Your potentially problem may come from latency instead of "bandwidth". I mean that if you receive
a burst of close data, you may lose some because the reallocation or creation of new space in the
data structure may cause an overrun in the driver or device buffer.
You can use a circular buffer (but you have to synchronize it if producer and consumer(s) are
different threads) or you can use two fixed buffers (large enough to fit your needs) alternating them
in this fashion: the producer (the thread connected to the usb device) produces data only in a selected
buffer; you do not even need to synchronize the writes because the producing thread is alone when
it writes on the selected buffer (no readers, no other writers). When the buffer is full, you simply swap
the two buffers (in a synchronized operation, using a std::mutex o a TCriticalSection). The swap operation
is very fast, so to mitigate the latency problem, i.e. the thread connected to the usb (the producer)
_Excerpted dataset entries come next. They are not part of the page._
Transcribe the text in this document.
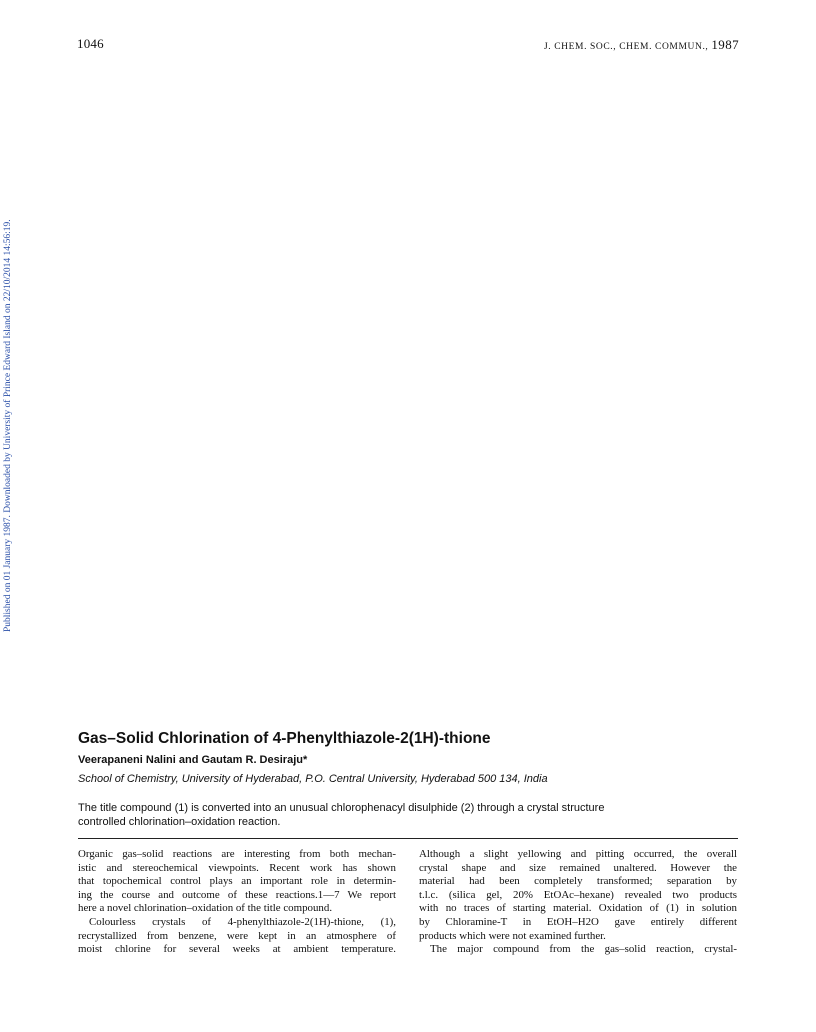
1046	J. CHEM. SOC., CHEM. COMMUN., 1987
Published on 01 January 1987. Downloaded by University of Prince Edward Island on 22/10/2014 14:56:19.
Gas–Solid Chlorination of 4-Phenylthiazole-2(1H)-thione
Veerapaneni Nalini and Gautam R. Desiraju*
School of Chemistry, University of Hyderabad, P.O. Central University, Hyderabad 500 134, India
The title compound (1) is converted into an unusual chlorophenacyl disulphide (2) through a crystal structure
controlled chlorination–oxidation reaction.
Organic gas–solid reactions are interesting from both mechan-
istic and stereochemical viewpoints. Recent work has shown
that topochemical control plays an important role in determin-
ing the course and outcome of these reactions.1—7 We report
here a novel chlorination–oxidation of the title compound.
Colourless crystals of 4-phenylthiazole-2(1H)-thione, (1),
recrystallized from benzene, were kept in an atmosphere of
moist chlorine for several weeks at ambient temperature.
Although a slight yellowing and pitting occurred, the overall
crystal shape and size remained unaltered. However the
material had been completely transformed; separation by
t.l.c. (silica gel, 20% EtOAc–hexane) revealed two products
with no traces of starting material. Oxidation of (1) in solution
by Chloramine-T in EtOH–H2O gave entirely different
products which were not examined further.
The major compound from the gas–solid reaction, crystal-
has readly space in order to store new incoming data. Now you can read the data from the swapped
buffer using a std::conditional_variable + std::mutex if you have more than one consumer thread
(remeber that semaphores are not suitable if you have more than one consumer thread). The only
evident drawback from this approach is the delay introduced by the buffer(s) lenght (you have to fill
buffers or to wait for an arbitrary lenght timeout in order to see data coming from the peripheral).
But if you can live with it...
Note that a similar approach is normally taken in hardware's drivers for audio or data acquisition
peripherals (but, of course, usually are involved even interrupts).